Kahvaltının Tarihi Geçmişi
Kahvaltı, “Kahve altı” sözünden türeyen bir sözcüktür ve günün ilk öğünü olma özelliğini taşır. Aç karnına günün ilk kahvesini içmeden önce yenilen bir öğün olması sebebiyle bu isimle anılır. Osmanlı mutfak kültüründe, bilinen iki ana öğünün dışında, kahve içmeden önce yapılan küçük atıştırmaların, mutfaklardaki yerini alması 20. yüzyılın başlarına dayanır.
Kahvaltı, sabahları mideyi rahatlatmak amacı ile genellikle çorba, ekmek, peynir ve reçel tüketilerek yapılır ve ardından günün ilk kahvesi içilirdi. 19. yüzyıl sonlarına doğru ana öğün olarak tanımlanmaya başlayan kahvaltı, her ülkenin geleneklerine göre farklı şekillerde uygulandı. Türkiye’nin zengin bir coğrafi yapıya sahip olması, her bölgeye göre değişen zengin bir kahvaltı kültürü yarattı. Çay içimiyle bütünleşen Türk kahvaltısı çeşitliliği ile de yörelere göre değişiklik gösterir. Beyaz peynir, kaşar peyniri, lor peyniri, tulum peyniri, dil peyniri, sucuk, pastırma, tereyağı, siyah zeytin, yeşil zeytin, pekmez, petek balı, süzme bal, yumurta çeşitleri ve reçeller, Türk kahvaltısında öne çıkan lezzetler arasındadır. Ekmek, simit, börek çeşitleri ve hamur işleri de kahvaltıda tüketilen yiyeceklerdendir.
Türk kahvaltı kültürünü diğer mutfaklardan ayıran en önemli lezzetlerin başında peynir, zeytin, taze sebzeler ve hamur işleri gelir.
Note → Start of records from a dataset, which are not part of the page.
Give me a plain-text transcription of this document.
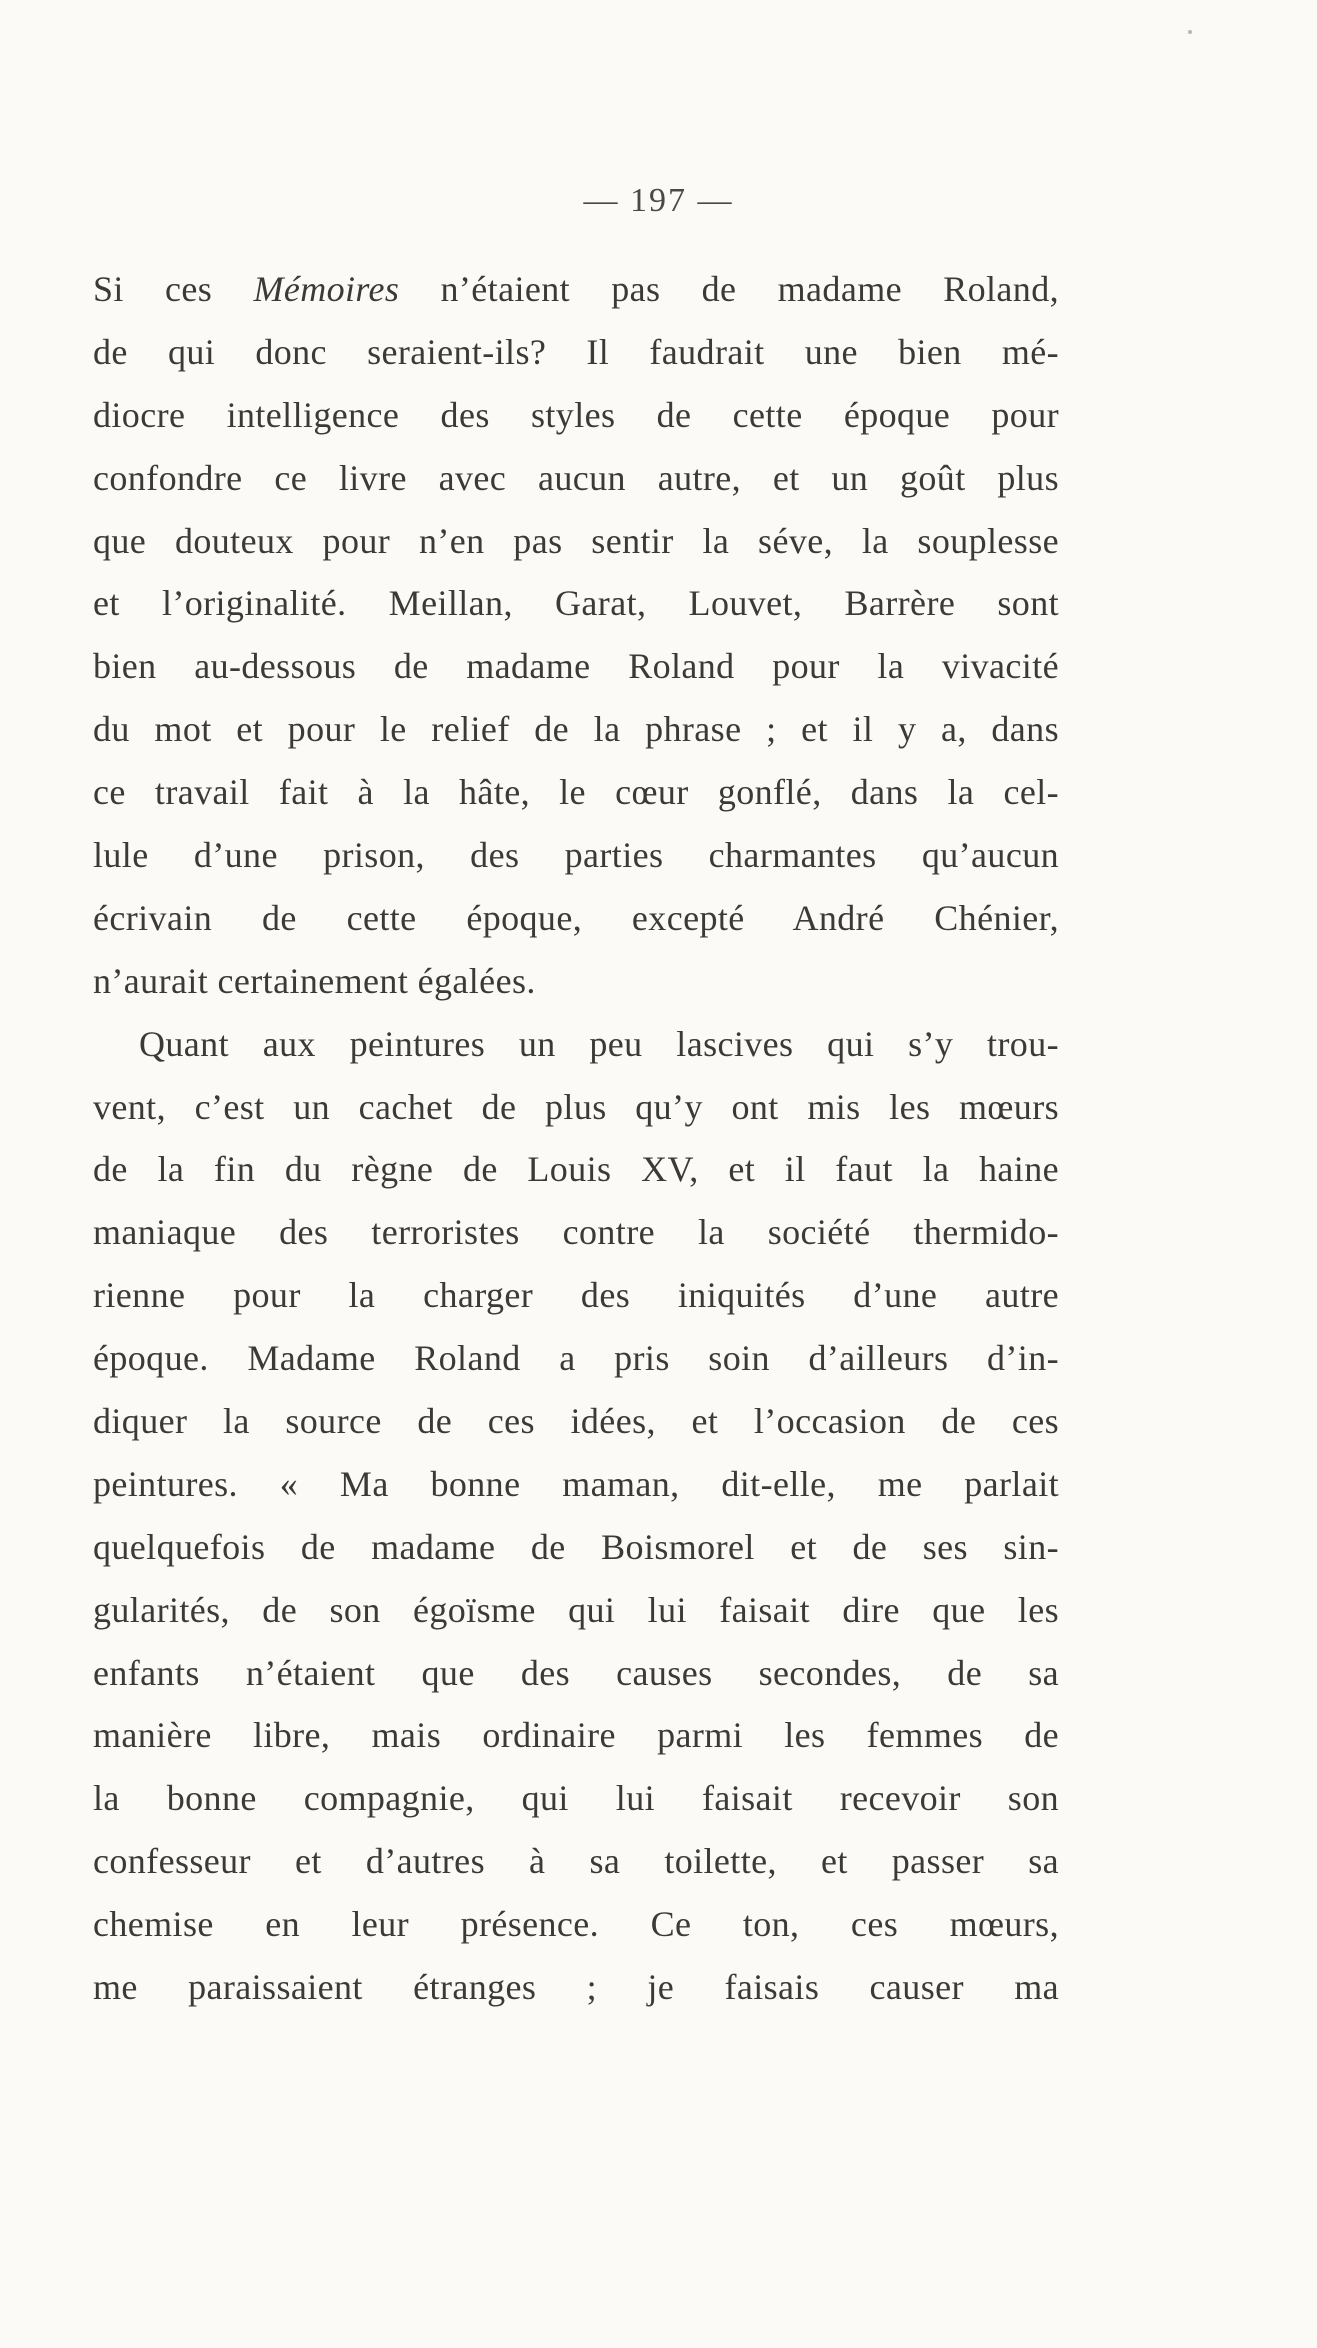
— 197 —
Si ces Mémoires n’étaient pas de madame Roland,
de qui donc seraient-ils? Il faudrait une bien mé-
diocre intelligence des styles de cette époque pour
confondre ce livre avec aucun autre, et un goût plus
que douteux pour n’en pas sentir la séve, la souplesse
et l’originalité. Meillan, Garat, Louvet, Barrère sont
bien au-dessous de madame Roland pour la vivacité
du mot et pour le relief de la phrase ; et il y a, dans
ce travail fait à la hâte, le cœur gonflé, dans la cel-
lule d’une prison, des parties charmantes qu’aucun
écrivain de cette époque, excepté André Chénier,
n’aurait certainement égalées.
Quant aux peintures un peu lascives qui s’y trou-
vent, c’est un cachet de plus qu’y ont mis les mœurs
de la fin du règne de Louis XV, et il faut la haine
maniaque des terroristes contre la société thermido-
rienne pour la charger des iniquités d’une autre
époque. Madame Roland a pris soin d’ailleurs d’in-
diquer la source de ces idées, et l’occasion de ces
peintures. « Ma bonne maman, dit-elle, me parlait
quelquefois de madame de Boismorel et de ses sin-
gularités, de son égoïsme qui lui faisait dire que les
enfants n’étaient que des causes secondes, de sa
manière libre, mais ordinaire parmi les femmes de
la bonne compagnie, qui lui faisait recevoir son
confesseur et d’autres à sa toilette, et passer sa
chemise en leur présence. Ce ton, ces mœurs,
me paraissaient étranges ; je faisais causer ma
Ezine ve Edirne’nin koyun peyniri, İzmir’in tulum peyniri, Kars’ın kaşar, gravyer ve çeçil peyniri, Erzincan’ın şavak tulum peyniri, Van’ın otlu peyniri, Konya’nın küflü peyniri, Kayseri’nin çömlek peyniri, Balıkesir ve İzmir’in sepet peyniri, Erzurum’un çivil peyniri, Düzce ve Hendek yöresinde üretilen isli Çerkez peyniri ve Antep’in sıkma peynirinin yanı sıra Marmara, Ege ve Akdeniz kıyılarında yetişen zeytin çeşitleri Türk kahvaltı kültürünün geleneksel değerleridir.